Besides unit tests, you also need data and model tests in the pipeline CI process. Data tests include validating the data to check its schema and statistical properties, as well as feature importance tests to measure data dependencies. Model tests include model training convergence to check that the loss of the ML model decreases over iterations and model performance validation to ensure the ML model is not overfitting or underfitting the training data.
Lastly, integration tests in the pipeline CI process include testing each component in the ML pipeline to check that they produce the expected output, as well as integration testing between pipeline components to validate that each stage of the ML pipeline is successfully completed and the resulting ML model performs as expected.
During the Pipeline continuous delivery (CD) process, the CI/CD pipeline continuously deploys new ML pipeline implementations that in turn perform continuous training (CT) of ML models for prediction.
During CT of the ML model in the pipeline CD process, the deployed ML pipeline is automatically triggered for model retraining in production based on triggers from the live ML pipeline environment. Model retraining could be triggered either per a schedule, due to model performance degradation, or due to significant changes in data distributions of the features used for prediction (also known as concept drift).

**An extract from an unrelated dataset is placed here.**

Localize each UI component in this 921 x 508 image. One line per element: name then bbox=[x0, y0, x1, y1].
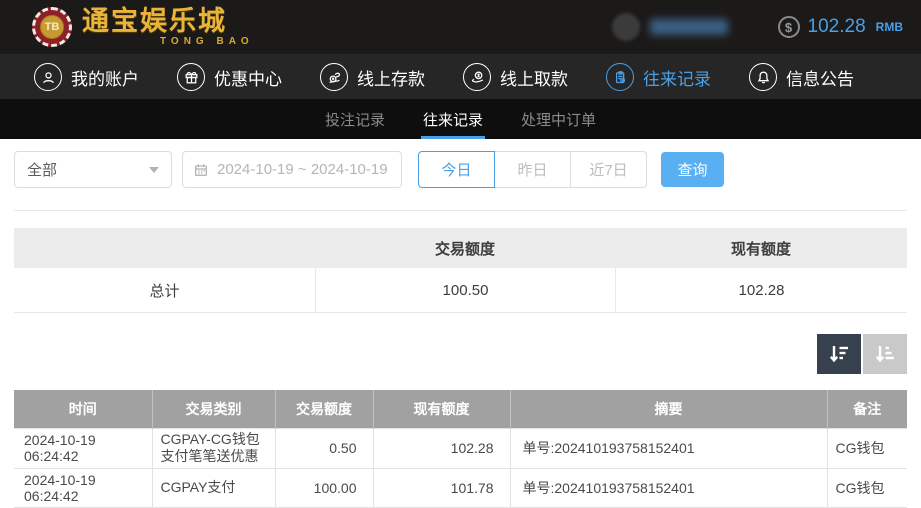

The trained ML model is then automatically deployed as a model prediction service as part of the model CD process.
Continuous monitoring of your model’s performance based on live data in production enables the detection of model performance degradations and concept drift so that the CT pipeline can be automatically triggered to retrain and deploy an updated ML model based on more recent data.
Implementing ML in a production environment is not just about deploying an ML model for prediction. Setting up a CI/CD system for ML enables you to automatically build, test, and deploy new ML pipeline implementations and iterate rapidly based on changes in your data and business environments. You can gradually implement CI/CD practices in your ML model training and ML pipelines as part of your MLOps processes to reap the benefits of automating your ML system development and operationalization.